Sometimes the words flow from our fingers; other times, we have to strain our mental limits in order to coax out that creative muse. Writer’s block has various causes, and it can be helpful to self-diagnose the root of the problem:
- Perfection paralysis: you worry about how much your first draft sucks or about ruining a good idea
- Foggy vision: you’re uncertain what happens next in the story, or how in the world it’s all going to fit together in the end
- Boredom: you’ve lost that passion, that spark you once felt, and now the project feels like a chore
Whatever the cause, you can attempt to cure yourself of writer’s block by testing different antidotes.
1. Read other people’s stuff
Get your hands on a book or short story you’ve been dying to consume, especially if it’s by an author you admire. Pick up childhood favorites you haven’t read in decades. Spend time browsing books, and read first pages until one snags your attention, then gobble the whole thing down in a week.
If you’re looking for an ego boost, choose an easy read that you know is going to be a completely cliché, cookie-cutter book. These are the types of stories that will make you go, “Hey, I can do better than that.”
You might also explore nonfiction books — psychology, science, history, memoir.
Once you’ve chosen your reading material, highlight or take pictures of quotes that stand out to you.
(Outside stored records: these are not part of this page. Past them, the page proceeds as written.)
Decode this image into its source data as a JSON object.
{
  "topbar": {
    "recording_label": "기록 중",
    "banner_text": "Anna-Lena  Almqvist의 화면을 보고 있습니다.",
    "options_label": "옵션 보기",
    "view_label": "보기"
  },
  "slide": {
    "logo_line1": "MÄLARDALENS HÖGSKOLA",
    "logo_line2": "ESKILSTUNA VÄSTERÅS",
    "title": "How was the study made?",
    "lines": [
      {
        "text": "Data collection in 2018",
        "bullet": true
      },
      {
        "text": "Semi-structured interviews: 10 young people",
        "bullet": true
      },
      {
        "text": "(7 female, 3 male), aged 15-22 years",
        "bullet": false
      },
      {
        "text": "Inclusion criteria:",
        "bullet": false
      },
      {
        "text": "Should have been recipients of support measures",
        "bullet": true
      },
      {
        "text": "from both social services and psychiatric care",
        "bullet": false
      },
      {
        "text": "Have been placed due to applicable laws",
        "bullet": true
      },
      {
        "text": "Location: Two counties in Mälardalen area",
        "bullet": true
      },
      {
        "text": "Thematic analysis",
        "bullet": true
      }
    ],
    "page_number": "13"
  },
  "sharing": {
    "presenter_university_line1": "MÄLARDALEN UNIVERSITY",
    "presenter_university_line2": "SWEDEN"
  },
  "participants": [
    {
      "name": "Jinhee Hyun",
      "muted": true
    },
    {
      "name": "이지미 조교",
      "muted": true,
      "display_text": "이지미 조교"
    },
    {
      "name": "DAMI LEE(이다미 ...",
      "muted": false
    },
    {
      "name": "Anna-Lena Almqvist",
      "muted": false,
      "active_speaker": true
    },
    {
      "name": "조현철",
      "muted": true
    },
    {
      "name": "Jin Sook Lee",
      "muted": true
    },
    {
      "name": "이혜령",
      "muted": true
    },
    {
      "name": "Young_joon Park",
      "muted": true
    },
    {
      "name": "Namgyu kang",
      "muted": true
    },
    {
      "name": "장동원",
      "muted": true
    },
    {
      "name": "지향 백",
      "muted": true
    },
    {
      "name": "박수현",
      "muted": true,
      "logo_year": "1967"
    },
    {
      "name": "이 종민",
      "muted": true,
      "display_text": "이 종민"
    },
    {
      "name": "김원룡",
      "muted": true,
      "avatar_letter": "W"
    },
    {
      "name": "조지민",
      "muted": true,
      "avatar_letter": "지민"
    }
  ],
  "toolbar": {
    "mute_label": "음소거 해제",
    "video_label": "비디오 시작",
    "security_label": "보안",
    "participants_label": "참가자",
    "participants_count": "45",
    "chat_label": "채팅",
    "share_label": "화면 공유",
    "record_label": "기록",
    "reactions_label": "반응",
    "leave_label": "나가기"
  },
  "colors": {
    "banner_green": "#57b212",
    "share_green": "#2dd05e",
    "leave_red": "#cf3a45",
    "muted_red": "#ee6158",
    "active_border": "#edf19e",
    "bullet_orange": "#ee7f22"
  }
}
Then, after you arrive at the last page, write a book review for yourself.
With fiction, think about what the writer did well and what they didn’t, and list examples from the book to prove your point. If it was a bad book, how would you make it a good one? What strategies will you pursue or avoid in your own writing based on what this particular novel has taught you?
With nonfiction, you can list facts you learned or muse about the questions the book raised. How might you incorporate those ideas into your work in progress?